Hingga tepat pukul 10.03 WIB ia tiba di depan rumah bercat putih dengan nomor tujuh belas, rumah Widya.
“Hai, nungguin, ya?” kekeh Nathan.
“Lo telat tiga menit,” sambar Widya sambil menunjukkan jam tangannya.
“Tiga menit, ya? He ... he ... itu tadi harus diwawancara dulu sama ibu negara.” jawabnya sambil memperlihatkan deretan giginya yang putih seraya terkekeh pelan. Nathan memberi helm pada Widya.
“Ibu, lo?” tanya Widya.
“Iya, buruan naik! Hati-hati Neng kakinya dulu.”
“Ish!” Widya mencebikkan bibirnya. “Masa iya kepala dulu?” sungut Widya sembari memegang pundak Nathan untuk dijadikan tumpuan.
“Pegangan yang bener, dong! kalo gak pegangan takut jatoh, kasian anak orang cantik-cantik begini dibikin jatoh dikencan pertama,” goda Nathan dengan senyum jahilnya.
“Eh, apa? Kencan lo bilang? Gue turun nih!” kesal Widya dengan gombalan Nathan yang semakin menjadi.
“Eh, jangan dong! Udah susah-susah cari ide jalan malah nggak jadi,” sambar Nathan cepat dengan menahan kaki Widya yang hendak turun dari motornya.

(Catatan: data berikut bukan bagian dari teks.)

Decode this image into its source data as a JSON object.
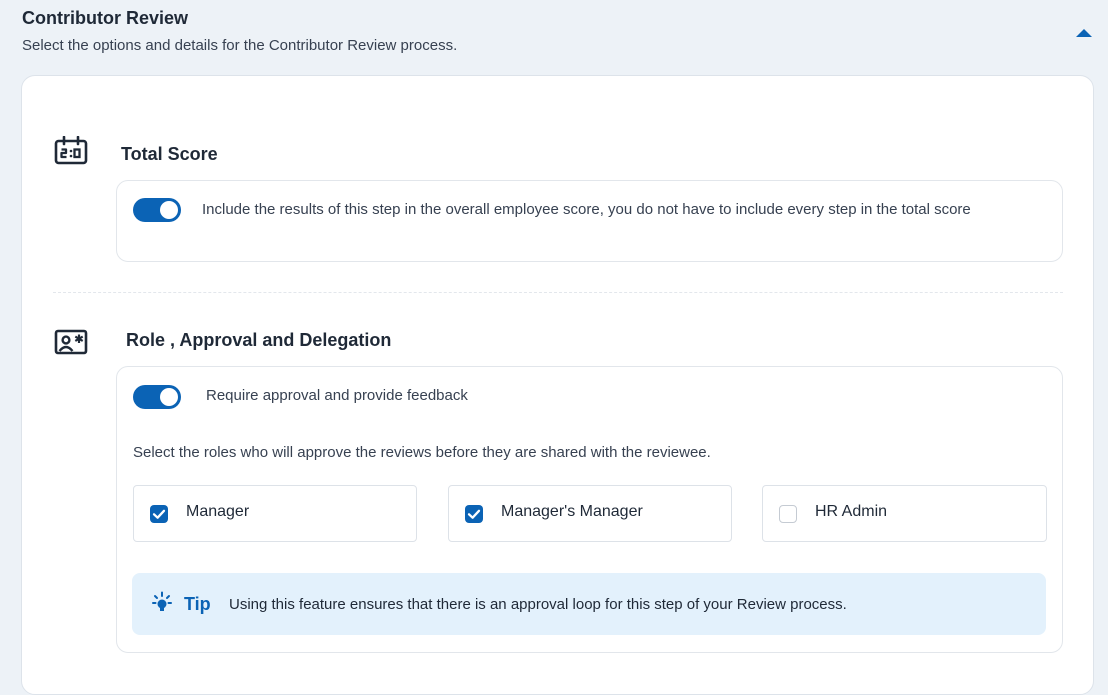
{
  "header": {
    "title": "Contributor Review",
    "subtitle": "Select the options and details for the Contributor Review process.",
    "collapse_icon": "chevron-up-icon"
  },
  "total_score": {
    "title": "Total Score",
    "icon": "scoreboard-icon",
    "toggle_on": true,
    "description": "Include the results of this step in the overall employee score, you do not have to include every step in the total score"
  },
  "approval": {
    "title": "Role , Approval and Delegation",
    "icon": "profile-card-icon",
    "toggle_on": true,
    "toggle_label": "Require approval and provide feedback",
    "instructions": "Select the roles who will approve the reviews before they are shared with the reviewee.",
    "roles": [
      {
        "label": "Manager",
        "checked": true
      },
      {
        "label": "Manager's Manager",
        "checked": true
      },
      {
        "label": "HR Admin",
        "checked": false
      }
    ],
    "tip": {
      "icon": "lightbulb-icon",
      "label": "Tip",
      "text": "Using this feature ensures that there is an approval loop for this step of your Review process."
    }
  },
  "colors": {
    "accent": "#0b63b5",
    "page_background": "#edf2f7",
    "tip_background": "#e3f1fc"
  }
}
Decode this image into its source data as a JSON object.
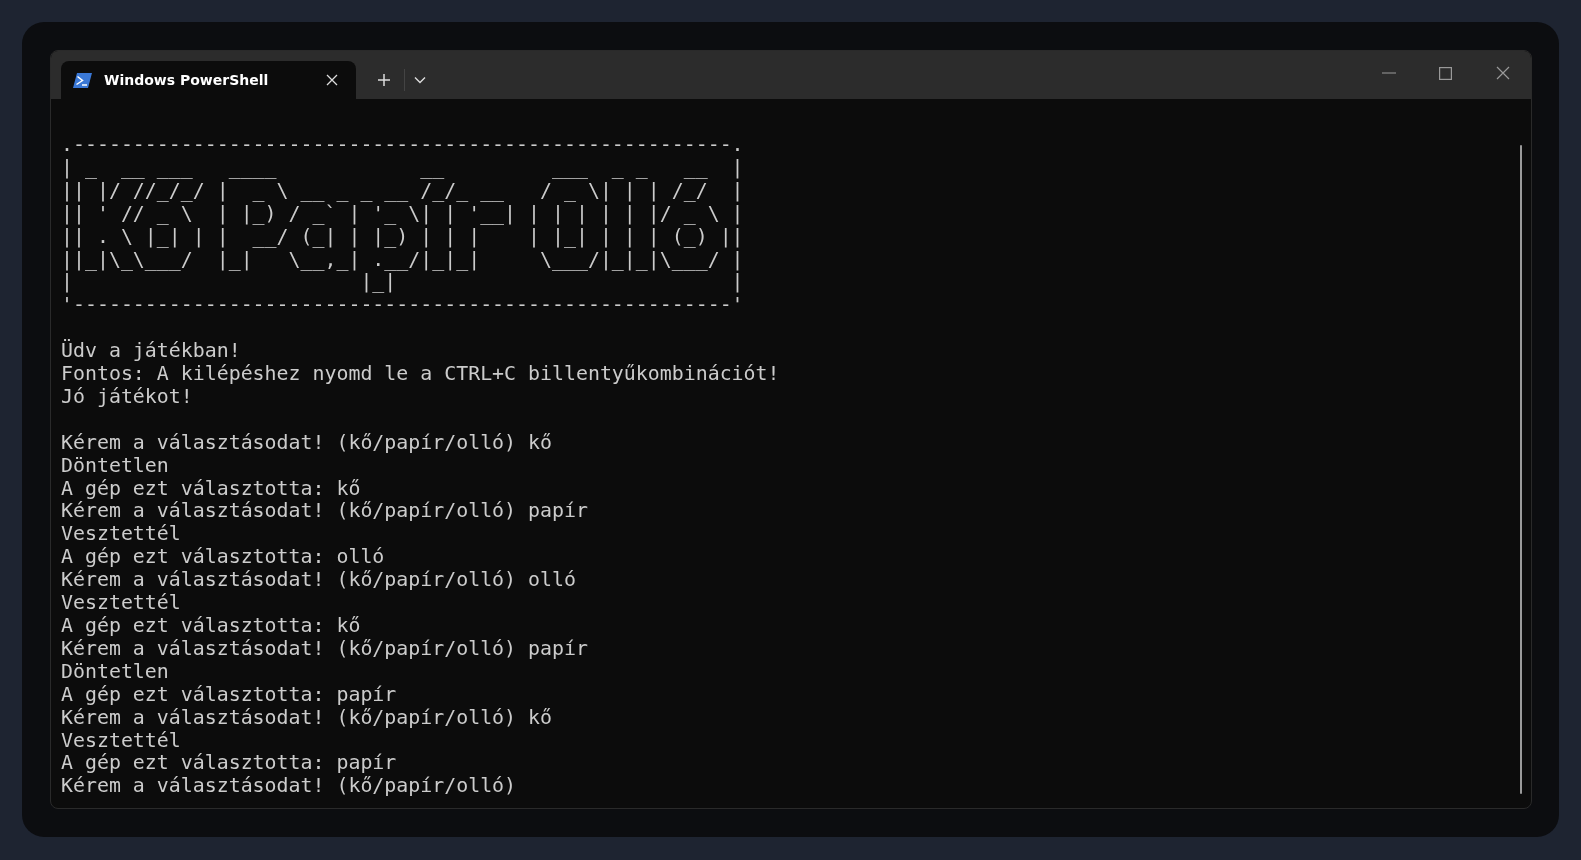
{
  "window": {
    "tabs": [
      {
        "title": "Windows PowerShell",
        "selected": true
      }
    ]
  },
  "terminal": {
    "banner": [
      ".-------------------------------------------------------.",
      "| _  __ ___   ____            __         ___  _ _   __  |",
      "|| |/ //_/_/ |  _ \\ __ _ _ __ /_/_ __   / _ \\| | | /_/  |",
      "|| ' // _ \\  | |_) / _` | '_ \\| | '__| | | | | | |/ _ \\ |",
      "|| . \\ |_| | |  __/ (_| | |_) | | |    | |_| | | | (_) ||",
      "||_|\\_\\___/  |_|   \\__,_| .__/|_|_|     \\___/|_|_|\\___/ |",
      "|                        |_|                            |",
      "'-------------------------------------------------------'"
    ],
    "blocks": [
      [
        "Üdv a játékban!",
        "Fontos: A kilépéshez nyomd le a CTRL+C billentyűkombinációt!",
        "Jó játékot!"
      ],
      [
        "Kérem a választásodat! (kő/papír/olló) kő",
        "Döntetlen",
        "A gép ezt választotta: kő",
        "Kérem a választásodat! (kő/papír/olló) papír",
        "Vesztettél",
        "A gép ezt választotta: olló",
        "Kérem a választásodat! (kő/papír/olló) olló",
        "Vesztettél",
        "A gép ezt választotta: kő",
        "Kérem a választásodat! (kő/papír/olló) papír",
        "Döntetlen",
        "A gép ezt választotta: papír",
        "Kérem a választásodat! (kő/papír/olló) kő",
        "Vesztettél",
        "A gép ezt választotta: papír",
        "Kérem a választásodat! (kő/papír/olló)"
      ]
    ]
  }
}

“Ya udah jalan aja! Nggak usah ngegombal, deh,” kesal Widya sambil melepaskan pegangan tangan Nathan di kakinya.
“Siap, Neng!” Nathan menempelkan ketiga ujung telapak tangannya posisi hormat.
Dalam perjalanan, setelah perdebatan kecil mereka tidak ada obrolan receh lagi hingga sampai di lokasi Bookfair. Widya tampak bahagia menemukan gudang buku dengan harga yang sangat terjangkau untuk menunjang belajarnya. Terlebih lagi ia yang pencinta novel dapat menemukan novel incarannya.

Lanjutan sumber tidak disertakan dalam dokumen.